I walked out of the kitchen and then the house toward the Chevy. My wife was a Chinese box of mysteries that I knew I was never going to figure out. Maybe that was a ‘good thing,’ as she’d used the phrase, but I wasn’t sure. She’d been right, once again, I also knew.

The Caprice sat idling, like me, but sounding a whole lot better. I wanted to simply get in the car and go for a drive, but I knew better. I’d have to think up something to tell Mary later in the day or toward evening. She was never going to let go of what I might have been up to in the empty garage and the last thing I needed her to do was somehow, which might even be likely given her native high intellect, search the place and come up with the artifact, or at least the mysterious box that held it.

I moved into the driver’s part of the front bench seat and switched the ignition off.

Instead of reflecting on my busy schedule, the money going in and out too rapidly, the coming meeting with my control officer, or even thinking up a grand lie believably enough to fool my wife into some kind of contentment, I sat thinking about the names that had played in the tape and President Nixon’s disturbing comments about their passing. Dorothy Kilgallen’s name had been a complete surprise since I’d barely heard of her before doing some investigation. She was tied up in the investigation of the Kennedy assassination and the papers she’d had with her that she’d been about to share with her published had vanished with her death. The second name was more shocking. Aristotle Onassis. Again, the Kennedy assassination came to my mind and what Nixon said about his passing; “Had to be, and not truly undeserved, I might add, not that one, but choking himself to death.”

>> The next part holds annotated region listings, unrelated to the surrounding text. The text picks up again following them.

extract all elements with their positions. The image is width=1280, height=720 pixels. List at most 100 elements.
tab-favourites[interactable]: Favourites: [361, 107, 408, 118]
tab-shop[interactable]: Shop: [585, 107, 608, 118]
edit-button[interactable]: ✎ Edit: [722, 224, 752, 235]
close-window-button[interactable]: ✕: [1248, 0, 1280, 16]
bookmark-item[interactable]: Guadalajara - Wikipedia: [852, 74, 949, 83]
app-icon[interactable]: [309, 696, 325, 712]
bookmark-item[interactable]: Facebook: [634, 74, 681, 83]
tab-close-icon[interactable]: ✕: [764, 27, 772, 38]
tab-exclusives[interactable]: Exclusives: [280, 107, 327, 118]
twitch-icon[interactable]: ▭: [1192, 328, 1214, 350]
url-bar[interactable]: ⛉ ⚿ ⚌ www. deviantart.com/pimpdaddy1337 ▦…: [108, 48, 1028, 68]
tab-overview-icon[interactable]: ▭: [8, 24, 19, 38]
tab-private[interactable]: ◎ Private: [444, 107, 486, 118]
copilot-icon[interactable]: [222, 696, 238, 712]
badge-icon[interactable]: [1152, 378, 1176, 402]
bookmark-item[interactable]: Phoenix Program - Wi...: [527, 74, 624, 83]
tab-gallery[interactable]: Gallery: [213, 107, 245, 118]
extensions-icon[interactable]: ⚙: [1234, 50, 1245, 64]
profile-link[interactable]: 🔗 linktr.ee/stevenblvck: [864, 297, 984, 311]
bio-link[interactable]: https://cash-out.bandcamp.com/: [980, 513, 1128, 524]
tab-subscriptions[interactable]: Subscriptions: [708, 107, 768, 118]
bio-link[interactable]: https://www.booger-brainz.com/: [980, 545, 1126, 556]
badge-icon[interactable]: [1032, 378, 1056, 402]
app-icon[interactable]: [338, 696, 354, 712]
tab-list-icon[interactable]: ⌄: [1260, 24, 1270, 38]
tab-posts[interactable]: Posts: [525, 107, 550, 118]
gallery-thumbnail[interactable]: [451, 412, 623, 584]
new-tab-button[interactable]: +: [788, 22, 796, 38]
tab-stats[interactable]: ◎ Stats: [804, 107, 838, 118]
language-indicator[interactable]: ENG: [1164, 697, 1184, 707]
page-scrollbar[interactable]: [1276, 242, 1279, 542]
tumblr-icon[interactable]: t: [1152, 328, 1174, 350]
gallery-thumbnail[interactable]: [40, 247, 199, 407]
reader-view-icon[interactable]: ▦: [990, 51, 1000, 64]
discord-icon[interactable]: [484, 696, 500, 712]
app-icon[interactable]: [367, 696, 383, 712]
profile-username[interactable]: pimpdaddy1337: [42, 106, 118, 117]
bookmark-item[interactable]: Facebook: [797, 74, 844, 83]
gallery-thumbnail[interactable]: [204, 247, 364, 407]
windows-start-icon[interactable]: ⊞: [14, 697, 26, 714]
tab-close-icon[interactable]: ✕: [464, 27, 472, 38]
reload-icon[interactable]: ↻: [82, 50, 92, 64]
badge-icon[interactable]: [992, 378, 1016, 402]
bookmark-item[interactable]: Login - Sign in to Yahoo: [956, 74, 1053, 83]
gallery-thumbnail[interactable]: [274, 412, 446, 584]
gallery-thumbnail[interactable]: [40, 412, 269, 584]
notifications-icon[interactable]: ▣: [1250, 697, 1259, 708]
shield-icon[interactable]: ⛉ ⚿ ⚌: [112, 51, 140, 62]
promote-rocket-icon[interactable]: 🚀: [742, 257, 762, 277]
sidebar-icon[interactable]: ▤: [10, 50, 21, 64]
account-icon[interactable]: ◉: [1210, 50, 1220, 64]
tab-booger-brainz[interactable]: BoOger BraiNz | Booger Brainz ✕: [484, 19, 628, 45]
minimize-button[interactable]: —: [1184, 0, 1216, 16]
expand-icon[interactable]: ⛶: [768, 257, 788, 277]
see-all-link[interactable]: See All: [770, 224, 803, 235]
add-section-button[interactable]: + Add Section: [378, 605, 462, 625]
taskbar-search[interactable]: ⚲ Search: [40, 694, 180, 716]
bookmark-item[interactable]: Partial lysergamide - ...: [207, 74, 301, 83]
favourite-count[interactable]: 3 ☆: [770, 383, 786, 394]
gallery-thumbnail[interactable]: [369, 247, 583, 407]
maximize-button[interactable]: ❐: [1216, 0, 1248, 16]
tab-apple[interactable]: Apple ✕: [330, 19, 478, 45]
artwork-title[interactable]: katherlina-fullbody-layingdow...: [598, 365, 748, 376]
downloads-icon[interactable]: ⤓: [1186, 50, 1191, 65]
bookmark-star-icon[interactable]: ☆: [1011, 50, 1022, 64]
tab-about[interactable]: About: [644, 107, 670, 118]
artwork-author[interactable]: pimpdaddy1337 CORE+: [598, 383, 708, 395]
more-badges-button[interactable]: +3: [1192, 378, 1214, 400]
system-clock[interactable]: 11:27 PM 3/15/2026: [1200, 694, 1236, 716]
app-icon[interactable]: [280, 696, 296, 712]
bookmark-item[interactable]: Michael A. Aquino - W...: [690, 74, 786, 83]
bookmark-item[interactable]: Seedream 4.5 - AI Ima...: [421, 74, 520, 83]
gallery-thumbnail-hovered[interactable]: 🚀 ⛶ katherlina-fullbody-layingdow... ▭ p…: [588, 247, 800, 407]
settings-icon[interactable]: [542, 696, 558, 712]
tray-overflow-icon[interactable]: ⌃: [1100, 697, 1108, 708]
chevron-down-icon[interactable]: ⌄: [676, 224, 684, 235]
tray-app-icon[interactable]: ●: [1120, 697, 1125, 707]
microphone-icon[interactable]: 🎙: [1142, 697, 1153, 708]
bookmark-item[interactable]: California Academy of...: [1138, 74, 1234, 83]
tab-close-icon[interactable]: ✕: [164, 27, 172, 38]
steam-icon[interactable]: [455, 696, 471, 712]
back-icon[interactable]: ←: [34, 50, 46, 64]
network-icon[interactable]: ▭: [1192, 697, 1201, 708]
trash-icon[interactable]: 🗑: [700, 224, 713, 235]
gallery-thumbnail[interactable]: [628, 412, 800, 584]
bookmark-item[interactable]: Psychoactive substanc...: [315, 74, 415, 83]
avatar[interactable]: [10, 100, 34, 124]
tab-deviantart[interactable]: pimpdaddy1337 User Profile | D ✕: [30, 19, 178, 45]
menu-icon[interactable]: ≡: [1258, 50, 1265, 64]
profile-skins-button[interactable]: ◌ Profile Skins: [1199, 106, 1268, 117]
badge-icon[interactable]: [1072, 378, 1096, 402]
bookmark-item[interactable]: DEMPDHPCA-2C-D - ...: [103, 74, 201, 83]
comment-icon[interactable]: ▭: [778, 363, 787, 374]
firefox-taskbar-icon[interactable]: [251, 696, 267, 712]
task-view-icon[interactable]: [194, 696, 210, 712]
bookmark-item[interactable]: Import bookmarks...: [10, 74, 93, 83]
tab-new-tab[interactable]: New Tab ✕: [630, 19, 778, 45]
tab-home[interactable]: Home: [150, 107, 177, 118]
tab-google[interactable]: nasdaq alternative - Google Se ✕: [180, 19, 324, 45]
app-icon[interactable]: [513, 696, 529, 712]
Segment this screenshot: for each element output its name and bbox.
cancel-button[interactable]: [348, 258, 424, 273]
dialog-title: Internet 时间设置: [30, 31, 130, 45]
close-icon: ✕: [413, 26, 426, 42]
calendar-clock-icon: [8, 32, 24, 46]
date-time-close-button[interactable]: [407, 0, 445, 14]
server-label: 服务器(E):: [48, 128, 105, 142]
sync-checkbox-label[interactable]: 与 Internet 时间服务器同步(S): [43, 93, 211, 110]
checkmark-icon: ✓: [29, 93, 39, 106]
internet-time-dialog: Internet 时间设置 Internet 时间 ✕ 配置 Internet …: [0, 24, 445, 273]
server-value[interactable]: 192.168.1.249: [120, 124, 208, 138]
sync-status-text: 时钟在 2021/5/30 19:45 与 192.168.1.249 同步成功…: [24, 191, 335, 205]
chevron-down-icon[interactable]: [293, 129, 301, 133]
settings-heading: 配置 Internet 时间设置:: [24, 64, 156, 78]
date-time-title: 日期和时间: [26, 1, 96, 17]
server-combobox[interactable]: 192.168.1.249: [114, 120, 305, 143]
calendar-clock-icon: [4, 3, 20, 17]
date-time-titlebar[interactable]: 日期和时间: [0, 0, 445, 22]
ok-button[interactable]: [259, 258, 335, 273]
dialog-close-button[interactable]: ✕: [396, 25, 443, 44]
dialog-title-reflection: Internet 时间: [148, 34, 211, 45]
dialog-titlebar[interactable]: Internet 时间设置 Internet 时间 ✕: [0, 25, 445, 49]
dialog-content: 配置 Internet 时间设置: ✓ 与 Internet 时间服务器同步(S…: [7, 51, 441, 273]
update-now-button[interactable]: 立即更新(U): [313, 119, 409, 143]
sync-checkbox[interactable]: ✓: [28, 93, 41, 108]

My memory kicked in with the expression of the president’s comment even more than the nature of the wealthy Greek shipping magnet’s passing.

Supposedly the man had Myasthenia Gravis all his life and was hospitalized at the end because of it. Few people suffering from the autoimmune disease, which was incurable, die from not being able to breathe anymore, much less from self-strangulation, as the president mentioned. It was going to take some research at the San Clemente library to learn more.

My memory of the previous exchange between Nixon and Jackie I’d listened to on the earlier tape came to mind when he’d asked her how she was getting along with Aristotle. She replied that she didn’t expect they’d be together much longer. When Nixon asked if she was leaving him Jackie promptly replied “No, he would be.” Until listening to the last tape I hadn’t thought to reflect on the strangeness of her answer, but now it seemed to make sense.

Right after that exchange, she’d left the Western White House. Not long after that Aristotle had ‘self-strangled’ himself in a Greek hospital. Jackie’s comment indicated to me something I didn’t want indicated. She knew. How could she possibly know something like that or was it mere coincidence wherein she was talking about his potential dissatisfaction with her as his wife in some way?

Kilgallen was a mystery, but Aristotle’s passing and what had transpired between Nixon and Jackie was much bigger. There were more names but none as big as the first two, yet that didn’t mean they might not be even more revealing. The question of who was on the receiving end of the conversation Nixon had about the identities of the dead and the nature of their passing was becoming ever more on my mind. Who had Nixon been talking to? The end of that tape was filled with several minutes of crackling and hiss that were different from all the others. Was there some hope that special equipment could draw a conversational response from that mess of sounds?

I got out of the car and breathed the wonderfully clear afternoon air into and out of my damaged lungs. Despite everything, it was good to be alive, maybe as good to be alive as the people on that tape might have felt just before it was over for them. I was home, but the dangers of the valley were ever present, nearly as deadly, but very much more subtle and better hidden. I was reminded of an expression of thought and conjecture moving to action written using Sherlock Holmes as the protagonist in a series of novels.

“The game is afoot,” I said out into the empty air. I smiled as I turned to go back inside and face a mental firing squad being artfully and dutifully prepared by my wife.